よく見てみると、どうやら元は十八番観音を示していた標柱のようです。(表面の金属板は抜け落ち、馬の背の喬木側の谷間の取りにいけそうにないずっと下に落ちていました)
用途はわかりませんが、当時の輸送手段が馬であったことを考えると、雨水などを溜めた馬専用の水のみ場ではなかったのではないでしょうか?
造った当時はこの道が時折しか人が通らなくなる道になろうとは、馬が輸送手段でなくなろうとは全く思わなかったのでしょうね。
登る際には気づかなかったもう一つの水準点も見つけました。国土地理院の「基準点成果等閲覧サービス
」にて確認すると‥三等水準点「神馬沢 緯度35°26′09.1419 経度137°55′43.0021 標高1271.68」とありました。
しかしこの水準点、先ほどの四等水準点と違って周囲に保護する石が配置されていません。(もしかしたらこちらが四級?)このままでは周囲の土が侵食されて動いたり倒れたりする危険が‥水準点が動いては精度に誤差が出ます。
この自然の中では人間の存在は小さく、謙虚であるはず。しかし人間という生物は、自身の生活のため自然の理(ことわり)に逆らって自然に大きな負荷をかけ続けています。
今触れてきた「崩れた」「折れた」「無くなった」‥それは人間の一方的な見方。
自然にとっては、大地いや地球にとっては生物が生まれる前の太古の昔から繰り返されてきた「自然現象」。この山も谷も気の遠くなるような長年にわたる地殻の変動や風雨による侵食で形作られたもの。
この道には人間が歩いて生活してきた痕跡が残ってはいますが、確実に消えて自然に還ってゆく過程が見えます。
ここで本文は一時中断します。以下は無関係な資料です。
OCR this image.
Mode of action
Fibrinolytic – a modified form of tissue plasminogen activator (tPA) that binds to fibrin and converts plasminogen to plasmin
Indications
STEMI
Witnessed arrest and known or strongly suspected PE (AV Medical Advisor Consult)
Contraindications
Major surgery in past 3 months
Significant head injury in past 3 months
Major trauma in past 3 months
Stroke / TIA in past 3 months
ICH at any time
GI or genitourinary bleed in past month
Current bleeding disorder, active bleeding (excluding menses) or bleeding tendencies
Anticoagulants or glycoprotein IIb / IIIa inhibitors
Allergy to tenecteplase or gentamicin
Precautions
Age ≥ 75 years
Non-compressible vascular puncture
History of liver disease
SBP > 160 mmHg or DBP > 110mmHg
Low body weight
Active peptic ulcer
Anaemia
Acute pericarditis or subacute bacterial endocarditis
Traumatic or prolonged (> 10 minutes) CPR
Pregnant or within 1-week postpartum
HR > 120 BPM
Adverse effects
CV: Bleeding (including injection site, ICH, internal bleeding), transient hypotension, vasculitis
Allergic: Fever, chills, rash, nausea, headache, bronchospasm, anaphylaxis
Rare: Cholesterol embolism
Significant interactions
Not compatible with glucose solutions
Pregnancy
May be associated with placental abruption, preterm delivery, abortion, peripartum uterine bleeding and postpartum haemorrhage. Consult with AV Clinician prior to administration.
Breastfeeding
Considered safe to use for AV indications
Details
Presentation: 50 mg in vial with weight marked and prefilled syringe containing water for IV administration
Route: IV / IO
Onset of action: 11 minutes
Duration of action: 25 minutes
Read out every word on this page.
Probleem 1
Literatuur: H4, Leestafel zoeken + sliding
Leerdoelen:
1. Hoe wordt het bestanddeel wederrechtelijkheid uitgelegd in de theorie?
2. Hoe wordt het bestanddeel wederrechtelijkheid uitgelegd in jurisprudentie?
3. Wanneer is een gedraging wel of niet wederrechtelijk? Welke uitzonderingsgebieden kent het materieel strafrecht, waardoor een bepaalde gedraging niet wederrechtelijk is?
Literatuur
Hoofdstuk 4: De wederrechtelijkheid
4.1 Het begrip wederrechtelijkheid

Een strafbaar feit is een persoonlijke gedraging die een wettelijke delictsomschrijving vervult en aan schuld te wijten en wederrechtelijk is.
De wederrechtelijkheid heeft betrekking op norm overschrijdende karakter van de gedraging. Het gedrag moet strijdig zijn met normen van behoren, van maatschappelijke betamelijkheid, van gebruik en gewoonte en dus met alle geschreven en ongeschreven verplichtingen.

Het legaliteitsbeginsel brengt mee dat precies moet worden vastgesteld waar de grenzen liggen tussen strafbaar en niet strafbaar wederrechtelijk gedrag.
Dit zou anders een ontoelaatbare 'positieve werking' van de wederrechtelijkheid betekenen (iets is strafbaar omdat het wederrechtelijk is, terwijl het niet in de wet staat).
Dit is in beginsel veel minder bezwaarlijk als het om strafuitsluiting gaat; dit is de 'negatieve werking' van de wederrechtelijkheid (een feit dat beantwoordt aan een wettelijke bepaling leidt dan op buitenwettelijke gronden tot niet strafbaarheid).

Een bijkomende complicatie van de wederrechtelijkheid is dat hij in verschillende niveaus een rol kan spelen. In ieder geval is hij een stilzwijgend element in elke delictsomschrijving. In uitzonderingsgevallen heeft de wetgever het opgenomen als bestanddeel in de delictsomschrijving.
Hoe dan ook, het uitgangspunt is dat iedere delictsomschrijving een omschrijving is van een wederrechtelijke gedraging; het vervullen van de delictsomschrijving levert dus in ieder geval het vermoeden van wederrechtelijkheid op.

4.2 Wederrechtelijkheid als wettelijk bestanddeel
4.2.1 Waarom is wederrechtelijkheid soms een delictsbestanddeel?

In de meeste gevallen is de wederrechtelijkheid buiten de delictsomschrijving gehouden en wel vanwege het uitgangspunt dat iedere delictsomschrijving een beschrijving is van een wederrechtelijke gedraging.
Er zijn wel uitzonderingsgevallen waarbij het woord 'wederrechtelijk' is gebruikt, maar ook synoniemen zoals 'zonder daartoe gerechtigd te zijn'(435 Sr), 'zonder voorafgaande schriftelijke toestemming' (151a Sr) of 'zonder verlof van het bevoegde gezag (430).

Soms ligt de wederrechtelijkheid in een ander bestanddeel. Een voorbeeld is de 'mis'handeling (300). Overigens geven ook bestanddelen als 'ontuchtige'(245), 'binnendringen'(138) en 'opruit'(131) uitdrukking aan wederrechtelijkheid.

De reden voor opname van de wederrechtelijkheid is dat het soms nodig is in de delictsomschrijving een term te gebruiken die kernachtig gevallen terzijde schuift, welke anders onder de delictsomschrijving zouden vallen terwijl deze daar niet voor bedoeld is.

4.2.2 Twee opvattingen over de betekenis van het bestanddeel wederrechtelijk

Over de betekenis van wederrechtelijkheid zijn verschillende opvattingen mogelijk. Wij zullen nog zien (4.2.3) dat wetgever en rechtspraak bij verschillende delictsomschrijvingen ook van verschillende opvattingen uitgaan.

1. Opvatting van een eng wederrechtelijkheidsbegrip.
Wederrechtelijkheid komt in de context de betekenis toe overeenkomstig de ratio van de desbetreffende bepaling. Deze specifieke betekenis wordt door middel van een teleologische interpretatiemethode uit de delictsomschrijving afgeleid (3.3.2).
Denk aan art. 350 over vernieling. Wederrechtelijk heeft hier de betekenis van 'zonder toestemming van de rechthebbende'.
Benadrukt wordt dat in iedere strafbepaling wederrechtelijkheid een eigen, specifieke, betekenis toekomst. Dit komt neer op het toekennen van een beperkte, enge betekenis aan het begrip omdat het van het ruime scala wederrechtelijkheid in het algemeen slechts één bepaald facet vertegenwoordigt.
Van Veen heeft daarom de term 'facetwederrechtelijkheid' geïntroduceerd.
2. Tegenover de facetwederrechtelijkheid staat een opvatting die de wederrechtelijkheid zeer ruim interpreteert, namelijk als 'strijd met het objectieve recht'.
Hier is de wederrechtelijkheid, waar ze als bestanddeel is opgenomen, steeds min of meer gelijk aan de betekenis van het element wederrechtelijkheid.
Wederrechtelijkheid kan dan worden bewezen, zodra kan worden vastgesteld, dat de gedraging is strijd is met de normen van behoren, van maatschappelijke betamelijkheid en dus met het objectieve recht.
と、ここまで撮影したところで、デジカメの電池が切れました。
直後に頂上から歩行の記録を録り続けていた携帯電話の電池が切れました。
‥‥
‥
何事にも限りはあるのです。
永遠に存在する物などあろうはずはない。
いま目の前に存在しているもののほとんどは、100年も経てばきれいさっぱり無くなっている。
自分も家族も同じ。
「物に執着せず、今自分が何をするべきかするべきでないか、そして何を遺すのか」
短い旅でしたが、はっきりと意識させられる濃密な時間でした。
自身に驕りが感じられたり、迷いが生じたら再びこの道を踏みしめに来ます。
その前に、まずは峠を越えねば。また違う見方が生まれる気も。